Many of the releases imply the opposing candidate is barely fit for membership in the human race, much less an important job like senator or governor.
In a Maryland Democratic Party missive, Republican Gov. Bob Ehrlich is a "poor leader" with "no accomplishments" who is "owned" by the "big special interests."
In Missouri, Democratic U.S. Senate candidate Claire McCaskill is "completely clueless."
To be more pithy, political operatives sprinkle their press releases with alliterative nicknames for an opponent's allegedly deficient character trait.
Thus Democrats have dubbed Kennedy "Makeover Mark" to paint the conservative, Bush-allied congressman as a shape-shifter now presenting himself as more centrist and independent for a statewide electorate.

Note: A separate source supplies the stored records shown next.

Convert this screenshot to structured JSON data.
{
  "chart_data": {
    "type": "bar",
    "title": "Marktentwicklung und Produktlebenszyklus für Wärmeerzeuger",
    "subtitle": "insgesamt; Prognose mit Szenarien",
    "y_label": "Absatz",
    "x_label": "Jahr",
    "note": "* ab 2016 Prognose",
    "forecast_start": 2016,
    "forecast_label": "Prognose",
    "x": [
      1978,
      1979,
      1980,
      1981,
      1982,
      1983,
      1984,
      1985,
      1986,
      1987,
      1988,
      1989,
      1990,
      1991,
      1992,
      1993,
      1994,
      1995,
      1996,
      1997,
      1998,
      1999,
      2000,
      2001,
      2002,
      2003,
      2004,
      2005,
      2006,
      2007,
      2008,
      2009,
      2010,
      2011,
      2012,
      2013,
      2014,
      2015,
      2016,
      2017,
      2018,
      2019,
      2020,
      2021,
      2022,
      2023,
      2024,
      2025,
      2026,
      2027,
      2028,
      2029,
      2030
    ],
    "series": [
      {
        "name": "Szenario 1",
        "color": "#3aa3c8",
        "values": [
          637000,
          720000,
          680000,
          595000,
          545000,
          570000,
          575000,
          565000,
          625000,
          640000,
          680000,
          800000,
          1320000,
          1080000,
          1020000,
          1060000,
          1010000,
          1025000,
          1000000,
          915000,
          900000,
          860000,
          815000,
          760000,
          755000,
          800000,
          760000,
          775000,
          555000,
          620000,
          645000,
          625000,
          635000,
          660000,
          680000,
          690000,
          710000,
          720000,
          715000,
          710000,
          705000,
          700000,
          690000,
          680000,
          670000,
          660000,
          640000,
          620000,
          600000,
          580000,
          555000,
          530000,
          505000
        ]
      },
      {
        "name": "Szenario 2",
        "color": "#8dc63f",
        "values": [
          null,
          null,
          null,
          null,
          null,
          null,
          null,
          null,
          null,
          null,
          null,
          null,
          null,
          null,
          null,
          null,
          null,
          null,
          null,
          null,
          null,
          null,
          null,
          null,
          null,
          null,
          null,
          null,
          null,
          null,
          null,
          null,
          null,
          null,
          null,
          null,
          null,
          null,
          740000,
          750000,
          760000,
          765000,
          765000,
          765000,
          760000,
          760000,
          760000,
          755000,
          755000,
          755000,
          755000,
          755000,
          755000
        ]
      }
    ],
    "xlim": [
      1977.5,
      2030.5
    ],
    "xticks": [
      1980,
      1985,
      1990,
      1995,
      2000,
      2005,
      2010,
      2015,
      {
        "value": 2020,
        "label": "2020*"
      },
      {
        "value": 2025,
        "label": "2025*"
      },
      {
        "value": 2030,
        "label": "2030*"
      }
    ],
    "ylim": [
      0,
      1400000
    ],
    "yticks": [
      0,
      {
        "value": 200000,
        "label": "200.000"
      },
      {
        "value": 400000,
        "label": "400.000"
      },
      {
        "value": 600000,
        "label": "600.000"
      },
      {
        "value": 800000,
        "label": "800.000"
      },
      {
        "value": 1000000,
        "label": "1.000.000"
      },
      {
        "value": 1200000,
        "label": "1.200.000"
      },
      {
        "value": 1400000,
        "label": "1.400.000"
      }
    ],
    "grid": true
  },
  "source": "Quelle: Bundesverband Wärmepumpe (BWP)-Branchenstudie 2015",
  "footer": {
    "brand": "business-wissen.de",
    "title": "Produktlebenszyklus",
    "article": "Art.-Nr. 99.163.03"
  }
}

In Tennessee, the National Republican Senatorial Committee launched a Web site mocking U.S. Senate candidate Harold Ford as "Fancy Ford" - accusing him of living "the good life" on "his campaign contributors' dime."
The people issuing the news releases defend them, saying it's their job to spread information in the most effective way possible to a largely tuned-out public.
"Our opponents need to be held accountable for the stuff they've done, and it's the job of the opposition to get that out there," said Jess McIntosh, spokeswoman for the Minnesota Democratic Party. "Yes, some of the one-liners can get silly, but there's such a wealth of information, so distilling it quickly so you know exactly what we're saying is a good thing."
McIntosh's GOP counterpart agrees.
"People have busy lives," said Republican Party spokesman Mark Drake. "You do need to be aggressive in trying to define what your guy stands for and why he or she is the better choice. In a high-speed age, you have to keep it clipped and short."
And when a political insult catches on, it can be devastating.
"Look at 'flip-flopper,"' said Tom Horner, a longtime Minnesota PR pro who admits to crafting his share of "purple prose" for Republican candidates. "That phrase defined John Kerry, and may have had as much as anything to do with why George Bush was re-elected."
Press releases give political warriors a forum for testing such nasty nicknames and character-defining putdowns, Horner said.
But another veteran of the sound-bite wars, Minneapolis-based adman Bill Hillsman, sees instead a growing shrillness and lack of creativity in the sniping.
"It's not about drawing more people into the system, it's about preaching to the choir and show how tough you are to your own people," said Hillsman, who helped elect Paul Wellstone and Jesse Ventura, and who now advises independent Texas gubernatorial candidate Kinky Friedman. "It makes the candidates, the big-money people feel good - 'Oh, we gave as good as we got on that one.'"
Hillsman said it's a good thing most voters never see such press releases. In his opinion, people who are "normal," who are "reasonable," would look at such "inflammatory rhetoric" and find that "it's all pretty silly."